The axe industry didn't like this, but they also understood they had a role to play in axe safety. Axes are dangerous, and so they quietly went along with the legislation. At the same time, they started developing newer axes, more powerful axes, axes with bigger heads, and multiple blades. They even created an automatic axe which had six circling heads and could cut through anything pretty quickly with its razor sharp blades.
In the 1980's, a crazed man attacked the President with an axe, and did some serious damage to not only the president, but to others who were surrounding him. People noticed in the last decade more axe violence seemed to be prevalent, matching the timeline the axe manufacturers started successfully marketing their modern axes to people who felt the axe would get them the respect they felt they deserved. Laws were passed restricting axes, as common sense ruled the land. People were realizing axes everywhere was a bad idea.
The axe industry stewed. They had started making real money off of the non-lumberjack market and wanted more. They converted their axe safety organization, the NAA, to an advocacy group, promoting axes and axe owner rights. They started to spread money around to the politicians, especially the Republicans who always like to 'make believe,' wanting to look like tough guys to the dim witted. The NAA started to challenge anti-axe laws which were put into place with popular votes, laws which made a tremendous amount of common sense. With their bankrolled politicians, the NAA started having success. They put out a list of which politicians were friendly to the axe industry and which politicians were the enemies of the NAA. They related axe ownership with rural values. "Didn't your ma and pa have an axe? We're just carrying on the great American axe tradition!"
Then in the 90's, as the axe industry developed more and more powerful axes, politicians who had NAA endorsement started giving the axe industry back their money, ten fold. They removed axe laws. Anyone could carry an axe, anywhere, no background checks for axe purchases, EVER, no government research on the dangers of axes, no inspections of axe dealers records. The goal of the axe industry was no longer advocacy, but forced axe ownership. No one should be allowed to be axe-less, and if you dared speak out about the dangers of axes, you were anti American. They rescinded the common sense restrictions, with the promise, "with many axes on the streets, everyone will be safe, crime will cease, and the world would be a better place."

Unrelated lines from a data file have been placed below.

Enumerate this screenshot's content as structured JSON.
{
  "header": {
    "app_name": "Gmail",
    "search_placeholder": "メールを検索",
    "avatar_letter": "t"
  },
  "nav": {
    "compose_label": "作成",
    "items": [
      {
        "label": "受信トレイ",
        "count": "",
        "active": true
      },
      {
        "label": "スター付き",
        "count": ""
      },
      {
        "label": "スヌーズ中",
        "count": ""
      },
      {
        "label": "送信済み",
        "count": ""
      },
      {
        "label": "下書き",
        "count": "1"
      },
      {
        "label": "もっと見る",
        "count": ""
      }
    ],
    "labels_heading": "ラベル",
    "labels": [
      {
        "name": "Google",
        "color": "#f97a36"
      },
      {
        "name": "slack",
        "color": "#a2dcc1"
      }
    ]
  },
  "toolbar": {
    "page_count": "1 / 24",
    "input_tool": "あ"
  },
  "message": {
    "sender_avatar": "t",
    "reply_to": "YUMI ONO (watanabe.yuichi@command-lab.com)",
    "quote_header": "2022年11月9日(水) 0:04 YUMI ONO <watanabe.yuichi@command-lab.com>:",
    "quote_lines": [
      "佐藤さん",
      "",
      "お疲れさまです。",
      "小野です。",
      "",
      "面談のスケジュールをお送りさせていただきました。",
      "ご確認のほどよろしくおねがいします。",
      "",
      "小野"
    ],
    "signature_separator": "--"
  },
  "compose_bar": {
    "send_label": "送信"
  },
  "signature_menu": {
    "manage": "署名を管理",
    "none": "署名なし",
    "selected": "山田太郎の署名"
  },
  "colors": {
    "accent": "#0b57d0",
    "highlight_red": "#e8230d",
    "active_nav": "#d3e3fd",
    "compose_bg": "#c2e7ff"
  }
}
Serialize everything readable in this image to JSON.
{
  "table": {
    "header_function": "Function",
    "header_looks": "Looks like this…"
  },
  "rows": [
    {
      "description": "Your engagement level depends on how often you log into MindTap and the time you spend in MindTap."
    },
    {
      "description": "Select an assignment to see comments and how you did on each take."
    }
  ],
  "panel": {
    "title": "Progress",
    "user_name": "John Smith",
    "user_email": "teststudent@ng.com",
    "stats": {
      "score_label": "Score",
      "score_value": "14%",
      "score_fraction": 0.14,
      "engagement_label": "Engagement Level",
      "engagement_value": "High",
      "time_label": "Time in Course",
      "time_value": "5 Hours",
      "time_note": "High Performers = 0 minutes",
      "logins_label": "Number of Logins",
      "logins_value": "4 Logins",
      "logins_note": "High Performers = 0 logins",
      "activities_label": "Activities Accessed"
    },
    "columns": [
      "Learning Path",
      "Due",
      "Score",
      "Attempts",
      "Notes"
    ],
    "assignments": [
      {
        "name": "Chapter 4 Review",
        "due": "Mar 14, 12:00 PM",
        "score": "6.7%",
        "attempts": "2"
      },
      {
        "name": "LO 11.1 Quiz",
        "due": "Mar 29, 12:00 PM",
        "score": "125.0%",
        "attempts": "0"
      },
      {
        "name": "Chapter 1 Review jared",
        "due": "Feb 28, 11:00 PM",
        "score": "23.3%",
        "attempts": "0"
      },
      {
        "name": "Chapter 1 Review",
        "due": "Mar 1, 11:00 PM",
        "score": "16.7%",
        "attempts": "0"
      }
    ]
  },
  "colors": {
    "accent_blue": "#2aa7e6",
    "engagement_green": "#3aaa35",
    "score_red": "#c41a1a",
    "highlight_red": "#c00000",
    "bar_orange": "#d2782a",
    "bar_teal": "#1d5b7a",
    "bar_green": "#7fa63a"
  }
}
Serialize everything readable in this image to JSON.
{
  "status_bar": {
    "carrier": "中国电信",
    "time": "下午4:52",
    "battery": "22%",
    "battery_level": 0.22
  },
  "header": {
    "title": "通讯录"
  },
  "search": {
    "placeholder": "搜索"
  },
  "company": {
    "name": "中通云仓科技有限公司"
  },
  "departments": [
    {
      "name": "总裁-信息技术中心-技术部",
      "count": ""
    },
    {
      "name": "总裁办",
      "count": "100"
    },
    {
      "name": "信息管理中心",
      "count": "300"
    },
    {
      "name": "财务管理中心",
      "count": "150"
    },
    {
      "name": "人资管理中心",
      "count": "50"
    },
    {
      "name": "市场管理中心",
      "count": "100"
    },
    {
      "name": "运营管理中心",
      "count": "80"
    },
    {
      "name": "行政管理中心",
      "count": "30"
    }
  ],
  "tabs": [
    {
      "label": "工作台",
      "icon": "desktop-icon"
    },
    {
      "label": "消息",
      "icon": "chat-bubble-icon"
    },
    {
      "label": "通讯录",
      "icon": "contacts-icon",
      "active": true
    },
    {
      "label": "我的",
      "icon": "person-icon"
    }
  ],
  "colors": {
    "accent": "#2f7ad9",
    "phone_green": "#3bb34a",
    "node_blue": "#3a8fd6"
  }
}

Far from it. Late in the first decade of the 2000's, we started to see the rise of axe slaughters. Schools, offices, movie theaters, concerts, airports, churches; all of them were being targeted. The common theme was the murderers had been able to get access to axes, even when they CLEARLY shouldn't have had any axes at all. The NAA, terrified of their narrative being shouted down, got their mouthpieces and politicians to start talking about anything else but what the problem really was. Video games! Gangs! Mental illness! Terrorism! Anything to take the focus off the real problem, axes. They then would scream how "it's too soon to talk about axe violence,' knowing they were only trying to silence the negative coverage, never intending on revisiting the mess they had created.
And the cycle of axe violence continues over and over and over and over and over and...
In early America, at the time the Constitution was written, the axe was a much more useful than the gun. A muzzle loading weapon was somewhat useless if confronted by multiple enemies at once. Many of the early settlers used guns for hunting only. The idea of preserving them in the 2nd Amendment was far more about trying to make white plantation slave owners in the south happy. Disgusting.
The axe was a more lethal weapon back then. If you did get attacked, you could use it to defend yourself against one or more people, you could use it hand to hand combat or throw it, and it was a mandatory tool in regions where settlers depended on wood for heat.
When the founding fathers wrote guns into the Constitution, they had no idea what the future would bring, and if they could see what the 2nd Amendment has become, they'd rip it out of the final draft in a heartbeat.
Stop trying to make AR-15's into some sort of manifest destiny laid down by the founding fathers. They weren't. To imply that is to suggest they knew a ten headed motorized axe would come to life one day, and that's insane.
If axes today were one tenth as deadly as guns are, we'd regulate them tighter than a whales butt. We already do regulate them more than guns. Once my son took an axe to a hardware store cash register as I continued to shop for other things, and I was approached by a store manager who asked if it was okay. He said the store had a policy; no axes being sold to certain people, as they'd deemed axes "too dangerous too be sold to just anyone." His words, not mine.